Na Europa, o índice Stoxx Europe-600 transaciona com o PE de 47,1x os resultados dos últimos doze meses (trailing 12M) e 17,5x os resultados esperados nos próximos doze meses (forward 12M). Estes valores comparam com uma média de 19,8x e 13,0x, respectivamente.
Por sua vez, os mercados emergentes, medidos pelo índice MSCI Emerging, transaciona com um PE de 24,3x (trailing 12M) e 16,3x (forward 12M), em ambos casos bem abaixo dos congéneres desenvolvidos.
Deste modo, considerando que as economias emergentes irão liderar a recuperação económica em 2021, a recente depreciação do dólar norte-americano e as avaliações relativas face aos congéneres desenvolvidos, mantemos a preferência pelos mercados emergentes e, em particular, pelos mercados asiáticos.

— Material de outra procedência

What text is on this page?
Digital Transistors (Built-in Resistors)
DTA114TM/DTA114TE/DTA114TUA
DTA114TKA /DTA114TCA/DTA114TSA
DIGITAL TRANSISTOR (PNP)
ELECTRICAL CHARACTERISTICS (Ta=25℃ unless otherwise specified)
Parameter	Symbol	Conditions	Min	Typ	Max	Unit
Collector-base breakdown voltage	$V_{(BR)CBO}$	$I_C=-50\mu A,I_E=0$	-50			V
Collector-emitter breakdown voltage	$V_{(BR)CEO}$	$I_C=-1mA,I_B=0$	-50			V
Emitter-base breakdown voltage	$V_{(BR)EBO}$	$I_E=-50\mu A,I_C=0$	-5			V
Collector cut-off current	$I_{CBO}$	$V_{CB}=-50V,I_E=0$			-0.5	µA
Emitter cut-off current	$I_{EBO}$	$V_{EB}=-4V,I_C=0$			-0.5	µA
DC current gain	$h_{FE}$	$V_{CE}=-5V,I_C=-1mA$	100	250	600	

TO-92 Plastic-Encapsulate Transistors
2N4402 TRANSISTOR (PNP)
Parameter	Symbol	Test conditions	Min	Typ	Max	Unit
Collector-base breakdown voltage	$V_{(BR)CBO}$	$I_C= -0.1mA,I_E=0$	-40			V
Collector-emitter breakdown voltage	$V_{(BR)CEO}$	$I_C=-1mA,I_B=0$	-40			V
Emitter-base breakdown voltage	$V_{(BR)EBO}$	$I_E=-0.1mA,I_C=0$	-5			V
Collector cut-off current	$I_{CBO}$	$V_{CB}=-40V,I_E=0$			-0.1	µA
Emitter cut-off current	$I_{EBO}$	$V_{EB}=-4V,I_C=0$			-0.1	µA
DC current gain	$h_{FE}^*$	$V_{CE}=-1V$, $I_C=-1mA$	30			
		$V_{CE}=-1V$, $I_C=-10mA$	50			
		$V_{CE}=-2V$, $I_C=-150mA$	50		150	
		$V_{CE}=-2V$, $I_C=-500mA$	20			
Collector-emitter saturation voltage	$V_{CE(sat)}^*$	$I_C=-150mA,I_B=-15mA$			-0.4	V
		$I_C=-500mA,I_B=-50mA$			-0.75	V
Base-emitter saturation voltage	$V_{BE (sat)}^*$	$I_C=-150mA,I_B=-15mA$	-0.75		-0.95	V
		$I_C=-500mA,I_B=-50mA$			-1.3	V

Entre os mercados desenvolvidos, tanto os mercado norte-americano como o mercado europeu transacionam, tal como referido atrás, com múltiplos muito acima dos valores históricos. Porém, múltiplos mais elevados podem ser justificáveis considerando as actuais e previsíveis taxas de juro no futuro próximo.
Ou seja, pela análise dos respectivos prémios de risco (diferencial entre as yields das acções e das obrigações governamentais), as avaliações estão em linha com a média histórica. Porém, na nossa opinião, as acções, não estando particularmente caras, também não oferecem perspectivas de grandes rendibilidades nos próximos anos.
Price-to-Earnings Ratio e Prémios de Risco (ERP)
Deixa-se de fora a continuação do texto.